Tracy Arm and Sawyer Glacier

“Magnificent.” “Rugged.” “Humbling.” “Awesome.” “Impressive.” These were some of the words I heard from people in the Zodiac as we stretched the limits of language attempting to describe the experience of being where we were, in Tracy Arm, in front of a glacier. Ice floated all around us, sculpted into shapes and facets, some clear, some blue. Cliffs with their feet in the fjord soared upward to either side, etched by waterfalls and traced with the returning green of tenacious plants recolonizing rock swept bare by glacier. Seals lazed about on the flatter pieces of ice, lifting their heads to see us pass by. The mighty Sawyer Glacier creaked and rumbled as it carved its way down to the sea.

It was a good place to think about time. High mountain peaks in the distance that raised their rocky heads 50 million years ago. Ridges 2000 feet high sculpted by ice 20,000 years ago during the Great Ice Age. Ice breaking off the front of the glacier that might have fallen as snow when our great-great grandfathers were alive.

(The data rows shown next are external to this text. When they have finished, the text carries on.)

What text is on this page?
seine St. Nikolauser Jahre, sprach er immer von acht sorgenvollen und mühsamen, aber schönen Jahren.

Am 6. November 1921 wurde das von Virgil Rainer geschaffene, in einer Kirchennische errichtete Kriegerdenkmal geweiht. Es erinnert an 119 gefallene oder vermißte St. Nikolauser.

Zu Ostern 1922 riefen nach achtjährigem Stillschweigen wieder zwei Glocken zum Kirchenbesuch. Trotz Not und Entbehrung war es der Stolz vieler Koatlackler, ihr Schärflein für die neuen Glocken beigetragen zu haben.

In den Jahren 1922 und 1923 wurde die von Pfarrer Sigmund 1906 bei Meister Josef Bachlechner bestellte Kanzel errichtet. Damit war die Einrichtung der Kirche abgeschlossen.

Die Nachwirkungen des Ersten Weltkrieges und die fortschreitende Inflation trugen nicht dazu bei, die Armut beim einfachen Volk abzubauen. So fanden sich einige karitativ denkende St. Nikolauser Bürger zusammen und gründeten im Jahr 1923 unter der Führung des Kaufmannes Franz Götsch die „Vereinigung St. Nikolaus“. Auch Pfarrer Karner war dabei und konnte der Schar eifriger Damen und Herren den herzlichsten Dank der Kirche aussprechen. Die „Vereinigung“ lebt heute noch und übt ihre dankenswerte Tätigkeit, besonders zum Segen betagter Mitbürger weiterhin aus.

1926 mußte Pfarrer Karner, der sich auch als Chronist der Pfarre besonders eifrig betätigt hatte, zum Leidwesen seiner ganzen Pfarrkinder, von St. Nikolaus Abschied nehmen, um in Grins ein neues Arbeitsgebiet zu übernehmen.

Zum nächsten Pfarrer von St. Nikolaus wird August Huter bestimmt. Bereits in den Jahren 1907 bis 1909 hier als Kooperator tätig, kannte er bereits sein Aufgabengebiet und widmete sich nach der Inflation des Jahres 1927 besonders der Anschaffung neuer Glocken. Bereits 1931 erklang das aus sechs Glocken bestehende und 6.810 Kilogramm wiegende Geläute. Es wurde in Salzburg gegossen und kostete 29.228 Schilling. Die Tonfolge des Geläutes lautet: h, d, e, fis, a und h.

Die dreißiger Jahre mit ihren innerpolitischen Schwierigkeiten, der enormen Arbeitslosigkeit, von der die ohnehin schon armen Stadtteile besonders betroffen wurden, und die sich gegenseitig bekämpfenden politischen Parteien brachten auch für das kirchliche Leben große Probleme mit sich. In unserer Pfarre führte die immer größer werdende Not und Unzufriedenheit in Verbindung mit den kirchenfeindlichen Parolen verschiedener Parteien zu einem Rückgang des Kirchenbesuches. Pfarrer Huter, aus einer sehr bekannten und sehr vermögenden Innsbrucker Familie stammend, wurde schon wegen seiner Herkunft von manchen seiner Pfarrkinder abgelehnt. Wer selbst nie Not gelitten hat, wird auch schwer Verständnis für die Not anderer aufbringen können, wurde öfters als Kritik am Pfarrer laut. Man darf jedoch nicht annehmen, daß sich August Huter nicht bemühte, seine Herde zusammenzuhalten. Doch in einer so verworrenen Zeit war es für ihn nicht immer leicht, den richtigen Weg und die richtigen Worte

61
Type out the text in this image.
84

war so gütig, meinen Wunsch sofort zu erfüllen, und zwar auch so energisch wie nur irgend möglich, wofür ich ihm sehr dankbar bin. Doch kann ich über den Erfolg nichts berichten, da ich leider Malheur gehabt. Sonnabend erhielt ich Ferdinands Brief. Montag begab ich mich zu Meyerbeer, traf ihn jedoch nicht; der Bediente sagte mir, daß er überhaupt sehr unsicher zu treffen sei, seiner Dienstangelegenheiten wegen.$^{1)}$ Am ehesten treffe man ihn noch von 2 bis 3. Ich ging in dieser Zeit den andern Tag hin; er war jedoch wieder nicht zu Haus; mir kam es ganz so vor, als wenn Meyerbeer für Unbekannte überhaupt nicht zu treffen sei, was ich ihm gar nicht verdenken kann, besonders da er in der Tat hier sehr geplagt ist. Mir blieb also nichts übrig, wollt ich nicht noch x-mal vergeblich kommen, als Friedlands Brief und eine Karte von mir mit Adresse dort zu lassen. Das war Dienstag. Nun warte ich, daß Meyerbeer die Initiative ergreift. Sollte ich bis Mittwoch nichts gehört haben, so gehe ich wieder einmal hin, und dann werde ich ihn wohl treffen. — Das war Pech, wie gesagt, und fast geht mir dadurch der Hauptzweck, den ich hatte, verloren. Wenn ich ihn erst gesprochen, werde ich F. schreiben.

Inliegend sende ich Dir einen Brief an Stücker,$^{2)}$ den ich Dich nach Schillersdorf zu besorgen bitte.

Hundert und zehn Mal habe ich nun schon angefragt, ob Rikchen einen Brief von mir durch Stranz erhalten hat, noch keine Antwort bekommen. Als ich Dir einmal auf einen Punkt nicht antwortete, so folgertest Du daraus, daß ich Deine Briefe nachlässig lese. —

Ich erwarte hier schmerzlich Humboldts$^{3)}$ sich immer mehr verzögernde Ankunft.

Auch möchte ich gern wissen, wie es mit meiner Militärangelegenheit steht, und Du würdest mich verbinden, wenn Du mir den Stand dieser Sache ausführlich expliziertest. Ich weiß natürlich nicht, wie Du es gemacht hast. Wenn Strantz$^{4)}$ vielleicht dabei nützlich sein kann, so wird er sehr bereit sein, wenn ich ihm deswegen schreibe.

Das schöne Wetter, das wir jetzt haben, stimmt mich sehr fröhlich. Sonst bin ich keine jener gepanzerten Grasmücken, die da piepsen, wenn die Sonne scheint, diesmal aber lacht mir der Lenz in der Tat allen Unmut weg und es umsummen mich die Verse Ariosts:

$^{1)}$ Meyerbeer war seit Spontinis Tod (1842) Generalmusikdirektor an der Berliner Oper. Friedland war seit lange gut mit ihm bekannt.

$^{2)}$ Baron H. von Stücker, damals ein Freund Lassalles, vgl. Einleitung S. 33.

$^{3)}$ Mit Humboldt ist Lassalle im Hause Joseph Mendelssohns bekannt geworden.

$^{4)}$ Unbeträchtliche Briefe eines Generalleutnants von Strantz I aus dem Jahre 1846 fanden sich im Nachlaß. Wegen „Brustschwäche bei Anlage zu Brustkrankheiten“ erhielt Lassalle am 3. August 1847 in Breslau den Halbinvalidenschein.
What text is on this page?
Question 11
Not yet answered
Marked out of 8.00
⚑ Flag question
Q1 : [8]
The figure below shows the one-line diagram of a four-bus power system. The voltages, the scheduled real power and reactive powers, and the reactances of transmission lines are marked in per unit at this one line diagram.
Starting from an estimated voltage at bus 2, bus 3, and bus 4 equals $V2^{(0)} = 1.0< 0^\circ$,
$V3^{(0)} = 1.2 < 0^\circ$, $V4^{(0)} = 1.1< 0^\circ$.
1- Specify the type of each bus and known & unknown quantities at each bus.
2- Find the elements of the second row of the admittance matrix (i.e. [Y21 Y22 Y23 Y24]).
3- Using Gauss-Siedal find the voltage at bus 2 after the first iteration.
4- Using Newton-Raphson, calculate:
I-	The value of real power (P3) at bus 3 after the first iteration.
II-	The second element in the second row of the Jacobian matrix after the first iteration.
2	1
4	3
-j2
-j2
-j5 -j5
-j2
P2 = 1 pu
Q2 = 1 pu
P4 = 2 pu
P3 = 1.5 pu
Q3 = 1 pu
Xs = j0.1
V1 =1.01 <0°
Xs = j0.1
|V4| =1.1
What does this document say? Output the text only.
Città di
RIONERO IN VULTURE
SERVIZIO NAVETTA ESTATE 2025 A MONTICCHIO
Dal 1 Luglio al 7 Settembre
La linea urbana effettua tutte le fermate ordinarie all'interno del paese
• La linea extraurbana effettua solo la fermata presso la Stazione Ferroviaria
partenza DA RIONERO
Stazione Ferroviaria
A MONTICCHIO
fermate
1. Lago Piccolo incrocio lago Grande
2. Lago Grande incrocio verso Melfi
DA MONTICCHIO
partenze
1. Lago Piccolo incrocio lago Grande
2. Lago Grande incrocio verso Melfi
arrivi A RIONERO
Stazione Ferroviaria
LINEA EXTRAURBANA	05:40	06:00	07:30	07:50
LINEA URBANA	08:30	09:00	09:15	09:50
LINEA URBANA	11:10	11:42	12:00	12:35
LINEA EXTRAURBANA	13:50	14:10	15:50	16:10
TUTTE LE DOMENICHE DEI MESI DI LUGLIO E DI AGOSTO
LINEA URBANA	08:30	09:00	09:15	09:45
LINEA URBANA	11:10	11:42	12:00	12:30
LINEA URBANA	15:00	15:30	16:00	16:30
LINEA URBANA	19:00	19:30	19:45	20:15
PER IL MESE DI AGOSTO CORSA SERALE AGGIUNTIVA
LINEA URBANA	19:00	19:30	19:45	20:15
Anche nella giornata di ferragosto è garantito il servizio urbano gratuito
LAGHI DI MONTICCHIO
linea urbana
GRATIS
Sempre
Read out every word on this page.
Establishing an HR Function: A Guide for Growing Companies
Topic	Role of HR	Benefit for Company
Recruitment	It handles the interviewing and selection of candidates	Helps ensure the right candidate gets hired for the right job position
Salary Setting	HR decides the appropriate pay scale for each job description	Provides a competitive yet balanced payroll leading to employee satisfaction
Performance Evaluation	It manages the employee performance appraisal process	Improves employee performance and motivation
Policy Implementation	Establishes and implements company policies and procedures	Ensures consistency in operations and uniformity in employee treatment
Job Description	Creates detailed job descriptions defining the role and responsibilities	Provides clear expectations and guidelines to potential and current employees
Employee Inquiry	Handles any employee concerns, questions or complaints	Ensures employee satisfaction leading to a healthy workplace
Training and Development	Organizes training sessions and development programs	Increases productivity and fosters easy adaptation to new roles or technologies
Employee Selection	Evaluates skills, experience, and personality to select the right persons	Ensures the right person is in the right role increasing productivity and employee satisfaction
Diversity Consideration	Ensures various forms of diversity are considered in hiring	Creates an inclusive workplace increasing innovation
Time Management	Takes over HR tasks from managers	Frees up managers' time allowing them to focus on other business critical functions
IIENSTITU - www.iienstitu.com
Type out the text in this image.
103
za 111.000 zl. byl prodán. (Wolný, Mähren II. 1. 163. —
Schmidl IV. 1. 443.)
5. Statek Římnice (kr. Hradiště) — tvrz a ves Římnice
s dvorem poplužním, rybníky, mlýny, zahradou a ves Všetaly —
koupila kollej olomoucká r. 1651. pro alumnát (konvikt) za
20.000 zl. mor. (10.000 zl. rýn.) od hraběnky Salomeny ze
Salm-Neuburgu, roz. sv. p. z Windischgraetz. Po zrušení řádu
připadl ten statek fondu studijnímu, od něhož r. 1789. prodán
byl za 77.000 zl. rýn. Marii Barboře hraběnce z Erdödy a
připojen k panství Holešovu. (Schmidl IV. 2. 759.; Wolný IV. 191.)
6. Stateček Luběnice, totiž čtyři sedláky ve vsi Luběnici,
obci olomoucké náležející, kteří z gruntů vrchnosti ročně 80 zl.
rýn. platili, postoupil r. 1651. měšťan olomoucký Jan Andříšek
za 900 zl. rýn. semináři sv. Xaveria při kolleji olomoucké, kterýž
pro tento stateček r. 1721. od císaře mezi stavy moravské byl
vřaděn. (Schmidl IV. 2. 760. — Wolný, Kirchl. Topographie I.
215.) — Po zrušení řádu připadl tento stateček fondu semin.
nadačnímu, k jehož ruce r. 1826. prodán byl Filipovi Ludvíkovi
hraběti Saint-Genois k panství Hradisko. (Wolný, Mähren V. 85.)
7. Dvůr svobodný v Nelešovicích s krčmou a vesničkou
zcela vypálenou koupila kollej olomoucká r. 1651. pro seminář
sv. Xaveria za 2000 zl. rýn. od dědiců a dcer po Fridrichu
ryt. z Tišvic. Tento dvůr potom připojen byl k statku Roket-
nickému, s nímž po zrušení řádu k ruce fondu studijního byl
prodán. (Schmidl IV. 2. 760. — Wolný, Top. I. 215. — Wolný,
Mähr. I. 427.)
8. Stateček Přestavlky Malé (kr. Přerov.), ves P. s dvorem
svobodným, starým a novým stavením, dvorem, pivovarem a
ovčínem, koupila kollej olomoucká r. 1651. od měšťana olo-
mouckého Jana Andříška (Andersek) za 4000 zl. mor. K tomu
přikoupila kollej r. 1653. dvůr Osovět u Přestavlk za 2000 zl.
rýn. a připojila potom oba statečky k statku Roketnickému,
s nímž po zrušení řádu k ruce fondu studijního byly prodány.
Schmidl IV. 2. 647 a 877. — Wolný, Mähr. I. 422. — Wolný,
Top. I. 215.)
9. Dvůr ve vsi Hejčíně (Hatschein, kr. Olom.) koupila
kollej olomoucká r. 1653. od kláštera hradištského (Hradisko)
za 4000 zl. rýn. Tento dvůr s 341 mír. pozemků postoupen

A bright blue berg so big it will take weeks or months to melt.

As for us, we were something like a small bright spot of warmth in a vast expanse of space and time. Not that our insignificance was all that serious: when seals swam close to look at us, we wondered, were they perhaps admiring our festive array of hats?

A cup of hot chocolate, and lunch, and we were ready to go back out again, kayaking this time. Paddles dipped with almost no sound on the waters’ placid surface. Small pieces of ice were investigated, waterfalls appreciated. We paddled right up to the steep fjord’s sides, looking at patterns in the rock and the small plants colonizing cracks and knolls. Back on the ship, we took time to look at mountain goats, creamy dots with legs way up on a mountain. Then it was time to head back down Tracy Arm, a scenic journey punctuated by a visit to a waterfall – I should say right up to a waterfall, with the nose of our ship nearly in the falls. The word for that experience, I think, was “hilarity.”

Tonight, heartfelt sharing by many guests at recap brought home some of what we experienced this voyage. We are none of us, it’s clear, exactly the same as when we came. We have been shaped and moved and inspired and made grateful by the gifts given by this wild and wondrous trip through Southeast Alaska. And now, we are steaming in to Juneau, or as I call it, “home.”